Which license model suits for my application getting deployed in Customer private cloud

[ganesh-bhanage]

Hi,
I am trying to explore options for licensing for one of our customers. Here we are going to share our docker images as artifacts with them. They are then going to deploy it in their private cloud.
I was wondering if Offline licensing methodology would work here. Please share little more insight on the same. As this is a new domain for me.

[ezekg]

For Keygen EE, we use license files. These are a cryptographically signed and encrypted "snapshot" of a license that can be decrypted and their authenticity verified in an offline environment to pull in license and entitlement data, e.g. license expiry and feature flags in our case.

[ganesh-bhanage]

So this Offline License verification can be done periodically in my application to check if the license is not expired correct? Also is it possible that Org receiving this license can further pass it on to another Org with same license file, and now tow Orgs are using my application as 2 instances but with same license file?

[ezekg]

Keygen can handle 1-3. This is exactly how we license Keygen EE to customers using license files. We have lots of implementation examples on our GitHub. Number 4 is less about Keygen and more about the contract on your end. But again, a license file will be locked to a particular license and customer, so given your software is proprietary and not open source under e.g. MIT — they won't be able to resell it, legally.

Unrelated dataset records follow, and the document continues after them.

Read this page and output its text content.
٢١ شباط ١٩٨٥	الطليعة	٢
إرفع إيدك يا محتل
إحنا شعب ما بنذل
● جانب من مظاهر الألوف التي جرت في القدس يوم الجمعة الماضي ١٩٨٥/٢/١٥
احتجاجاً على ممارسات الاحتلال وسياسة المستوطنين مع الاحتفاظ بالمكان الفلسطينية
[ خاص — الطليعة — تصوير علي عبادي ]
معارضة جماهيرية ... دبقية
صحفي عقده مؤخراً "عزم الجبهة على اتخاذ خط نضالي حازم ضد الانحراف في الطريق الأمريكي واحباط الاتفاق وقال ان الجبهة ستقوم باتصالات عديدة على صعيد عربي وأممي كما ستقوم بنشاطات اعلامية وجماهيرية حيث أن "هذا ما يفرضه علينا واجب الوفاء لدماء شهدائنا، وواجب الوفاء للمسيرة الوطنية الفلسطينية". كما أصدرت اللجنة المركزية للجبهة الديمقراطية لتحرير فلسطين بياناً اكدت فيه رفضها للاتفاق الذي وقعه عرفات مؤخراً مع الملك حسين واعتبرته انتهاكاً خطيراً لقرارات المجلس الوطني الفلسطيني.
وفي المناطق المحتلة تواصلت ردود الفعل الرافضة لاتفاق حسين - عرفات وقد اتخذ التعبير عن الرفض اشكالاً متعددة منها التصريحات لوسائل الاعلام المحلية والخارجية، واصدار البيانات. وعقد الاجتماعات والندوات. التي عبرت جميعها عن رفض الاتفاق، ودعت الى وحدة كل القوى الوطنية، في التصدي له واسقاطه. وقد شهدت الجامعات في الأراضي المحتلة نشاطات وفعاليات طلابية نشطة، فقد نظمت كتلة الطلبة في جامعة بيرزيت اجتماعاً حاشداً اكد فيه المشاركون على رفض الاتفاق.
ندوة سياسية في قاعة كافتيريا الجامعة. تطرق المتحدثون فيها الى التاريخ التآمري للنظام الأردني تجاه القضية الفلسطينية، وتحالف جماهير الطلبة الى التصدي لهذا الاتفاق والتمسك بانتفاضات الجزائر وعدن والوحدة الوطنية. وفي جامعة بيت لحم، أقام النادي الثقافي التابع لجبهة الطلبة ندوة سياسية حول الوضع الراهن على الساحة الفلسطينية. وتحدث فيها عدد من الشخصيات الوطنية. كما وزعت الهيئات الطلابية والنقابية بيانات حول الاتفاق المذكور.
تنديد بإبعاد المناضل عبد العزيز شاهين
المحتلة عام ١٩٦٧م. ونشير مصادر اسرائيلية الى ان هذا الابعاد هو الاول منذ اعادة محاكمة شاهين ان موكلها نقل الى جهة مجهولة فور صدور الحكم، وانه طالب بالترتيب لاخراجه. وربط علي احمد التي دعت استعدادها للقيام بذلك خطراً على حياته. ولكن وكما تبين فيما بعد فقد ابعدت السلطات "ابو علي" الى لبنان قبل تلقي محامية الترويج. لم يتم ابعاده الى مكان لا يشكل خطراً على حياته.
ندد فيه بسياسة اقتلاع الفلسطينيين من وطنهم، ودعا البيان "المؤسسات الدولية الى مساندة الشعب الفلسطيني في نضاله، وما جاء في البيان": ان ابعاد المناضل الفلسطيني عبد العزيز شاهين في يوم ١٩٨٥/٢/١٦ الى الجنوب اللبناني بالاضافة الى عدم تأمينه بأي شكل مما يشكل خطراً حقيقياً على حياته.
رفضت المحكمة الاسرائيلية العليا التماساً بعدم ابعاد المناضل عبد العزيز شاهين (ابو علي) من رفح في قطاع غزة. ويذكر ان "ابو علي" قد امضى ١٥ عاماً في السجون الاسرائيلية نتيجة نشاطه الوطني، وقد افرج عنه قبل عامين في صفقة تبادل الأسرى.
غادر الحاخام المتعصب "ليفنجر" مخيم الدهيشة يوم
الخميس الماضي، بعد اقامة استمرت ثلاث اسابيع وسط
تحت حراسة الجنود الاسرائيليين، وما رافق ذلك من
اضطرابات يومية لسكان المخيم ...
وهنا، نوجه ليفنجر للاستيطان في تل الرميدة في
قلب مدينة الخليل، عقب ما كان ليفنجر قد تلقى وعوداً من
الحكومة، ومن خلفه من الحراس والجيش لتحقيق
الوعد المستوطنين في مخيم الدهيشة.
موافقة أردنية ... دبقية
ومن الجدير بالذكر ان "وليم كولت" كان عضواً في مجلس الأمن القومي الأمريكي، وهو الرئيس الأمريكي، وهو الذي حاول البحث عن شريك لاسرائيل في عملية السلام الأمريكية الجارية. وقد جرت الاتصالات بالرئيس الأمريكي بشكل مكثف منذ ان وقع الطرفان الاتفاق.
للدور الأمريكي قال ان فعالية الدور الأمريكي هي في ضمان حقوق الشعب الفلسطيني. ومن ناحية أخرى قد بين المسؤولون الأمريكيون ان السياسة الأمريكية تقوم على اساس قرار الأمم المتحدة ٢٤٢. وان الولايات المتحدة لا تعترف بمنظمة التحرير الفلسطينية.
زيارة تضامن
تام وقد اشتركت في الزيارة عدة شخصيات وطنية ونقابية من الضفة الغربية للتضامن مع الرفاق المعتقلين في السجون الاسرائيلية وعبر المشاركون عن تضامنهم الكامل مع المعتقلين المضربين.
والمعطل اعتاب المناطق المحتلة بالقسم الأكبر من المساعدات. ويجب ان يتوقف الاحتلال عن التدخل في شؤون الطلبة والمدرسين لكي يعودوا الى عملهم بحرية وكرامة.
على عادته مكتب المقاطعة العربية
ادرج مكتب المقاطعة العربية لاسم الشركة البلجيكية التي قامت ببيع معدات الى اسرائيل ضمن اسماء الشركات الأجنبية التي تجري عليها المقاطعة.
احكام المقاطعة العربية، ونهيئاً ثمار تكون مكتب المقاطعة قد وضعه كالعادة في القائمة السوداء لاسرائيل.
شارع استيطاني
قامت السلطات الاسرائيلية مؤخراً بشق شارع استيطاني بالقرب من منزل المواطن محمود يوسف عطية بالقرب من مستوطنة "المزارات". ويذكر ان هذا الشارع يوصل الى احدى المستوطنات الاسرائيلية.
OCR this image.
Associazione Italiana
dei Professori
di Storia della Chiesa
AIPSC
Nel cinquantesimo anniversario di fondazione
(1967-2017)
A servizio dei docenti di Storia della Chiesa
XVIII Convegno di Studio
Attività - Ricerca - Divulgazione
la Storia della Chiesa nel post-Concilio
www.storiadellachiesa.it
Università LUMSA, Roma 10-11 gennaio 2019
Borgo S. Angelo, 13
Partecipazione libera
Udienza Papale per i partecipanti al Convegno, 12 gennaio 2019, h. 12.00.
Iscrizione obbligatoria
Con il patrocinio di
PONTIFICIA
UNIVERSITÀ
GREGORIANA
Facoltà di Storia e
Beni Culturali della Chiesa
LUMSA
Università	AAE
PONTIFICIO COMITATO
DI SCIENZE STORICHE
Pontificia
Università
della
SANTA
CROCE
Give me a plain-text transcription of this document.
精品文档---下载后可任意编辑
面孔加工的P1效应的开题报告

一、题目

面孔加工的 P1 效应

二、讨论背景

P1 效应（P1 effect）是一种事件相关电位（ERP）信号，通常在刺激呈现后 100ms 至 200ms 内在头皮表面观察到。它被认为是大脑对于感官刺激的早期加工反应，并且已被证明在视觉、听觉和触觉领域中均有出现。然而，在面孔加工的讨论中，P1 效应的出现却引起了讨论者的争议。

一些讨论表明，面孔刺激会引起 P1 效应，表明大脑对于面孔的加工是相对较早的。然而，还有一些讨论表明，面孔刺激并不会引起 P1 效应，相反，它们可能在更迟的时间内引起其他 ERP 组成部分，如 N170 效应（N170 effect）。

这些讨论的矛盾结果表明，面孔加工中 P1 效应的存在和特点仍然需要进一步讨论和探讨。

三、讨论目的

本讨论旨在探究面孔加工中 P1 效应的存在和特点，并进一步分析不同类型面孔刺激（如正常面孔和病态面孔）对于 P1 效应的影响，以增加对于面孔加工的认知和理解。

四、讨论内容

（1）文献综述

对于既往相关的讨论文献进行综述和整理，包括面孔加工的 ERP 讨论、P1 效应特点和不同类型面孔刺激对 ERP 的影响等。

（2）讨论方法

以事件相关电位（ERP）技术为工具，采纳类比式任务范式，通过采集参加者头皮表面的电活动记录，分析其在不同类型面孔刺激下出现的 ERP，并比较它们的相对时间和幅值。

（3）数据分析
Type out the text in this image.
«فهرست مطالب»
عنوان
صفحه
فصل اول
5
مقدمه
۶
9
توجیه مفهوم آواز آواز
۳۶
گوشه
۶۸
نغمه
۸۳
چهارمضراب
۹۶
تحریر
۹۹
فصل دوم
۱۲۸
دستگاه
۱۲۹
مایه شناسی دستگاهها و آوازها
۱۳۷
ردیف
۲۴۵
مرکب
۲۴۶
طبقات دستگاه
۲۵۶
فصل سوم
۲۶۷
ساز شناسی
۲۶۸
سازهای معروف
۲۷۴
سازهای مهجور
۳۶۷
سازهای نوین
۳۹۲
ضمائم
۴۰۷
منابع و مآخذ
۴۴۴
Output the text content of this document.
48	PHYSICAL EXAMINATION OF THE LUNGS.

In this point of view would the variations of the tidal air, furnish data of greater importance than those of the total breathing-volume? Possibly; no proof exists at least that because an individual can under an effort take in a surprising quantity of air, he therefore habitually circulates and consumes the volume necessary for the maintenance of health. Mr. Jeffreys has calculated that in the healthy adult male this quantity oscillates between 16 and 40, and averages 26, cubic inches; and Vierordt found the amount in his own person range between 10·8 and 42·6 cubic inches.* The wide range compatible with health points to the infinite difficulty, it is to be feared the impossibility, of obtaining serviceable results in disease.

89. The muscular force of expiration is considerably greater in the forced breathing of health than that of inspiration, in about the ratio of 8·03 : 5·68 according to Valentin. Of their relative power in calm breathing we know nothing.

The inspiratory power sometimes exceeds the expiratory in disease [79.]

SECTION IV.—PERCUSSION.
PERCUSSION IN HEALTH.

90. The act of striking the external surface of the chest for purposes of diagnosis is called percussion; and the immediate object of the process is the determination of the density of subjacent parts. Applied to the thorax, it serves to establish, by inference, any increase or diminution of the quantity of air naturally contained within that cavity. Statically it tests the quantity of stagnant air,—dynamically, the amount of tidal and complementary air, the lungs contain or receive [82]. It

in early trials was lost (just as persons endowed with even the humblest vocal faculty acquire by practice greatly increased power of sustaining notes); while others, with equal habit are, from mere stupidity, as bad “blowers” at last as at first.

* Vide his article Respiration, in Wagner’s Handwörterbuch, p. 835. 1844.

And if they do, it can easily be traced back to them if they're reselling their own license file.

To sum up, license files are:

1. a secure tamper-proof snapshot of a license, and a license can have an expiration date. In addition, the license file itself will have its own expiration date. In your case, these should roughly match, i.e. the license should have a 1-year expiry, configurable via the policy, and the license file should have a 1-year TTL, configurable during checkout. For example, for Keygen EE, we typically do a 1-year license and 1-year license file. Sometimes we do 2 or 3 years, or perpetual, dependent upon contract.
2. able to include entitlements embedded inside of them. You can attach entitlements to a license, or to its policy, to associate feature flags and other entitlement information. To include entitlement information, you can ?include=entitlements during checkout. For example, in Keygen EE, we have several entitlements like PERMISSIONS and ENVIRONMENTS that we check before allowing those features to be used.
3. not locked to a particular node. They can be, but that's known as a machine file, and the implementation for those are a little tough for a container-based environment like you're describing. So you're on the right track here, and you're doing exactly what we do with Keygen EE.
4. a snapshot of a particular license, which can include customer name, etc.

Hope that helps? Let me know.

[ganesh-bhanage]

Can i try and set this up in my local machine, just to get a hang of it. Also would like to know pricing for this model?

[ezekg]

License files are available on all tiers. Pricing is here: https://keygen.sh/pricing/

[ganesh-bhanage]

@ezekg , BTW in general which license model is the best solution for an application whose artifacts are docker images?

[ezekg]

That's a loaded question lol. It depends on many factors, most chiefly being your business model. What I mean by that is, do you want to bill per-container? Flat-fee for unlimited containers? Are the environments the containers run in online or offline? Do you want to control concurrency i.e. not just number of containers but also number of processes? Or do you just want to validate license keys?

Lots of variables. But there's flexibility to do almost everything.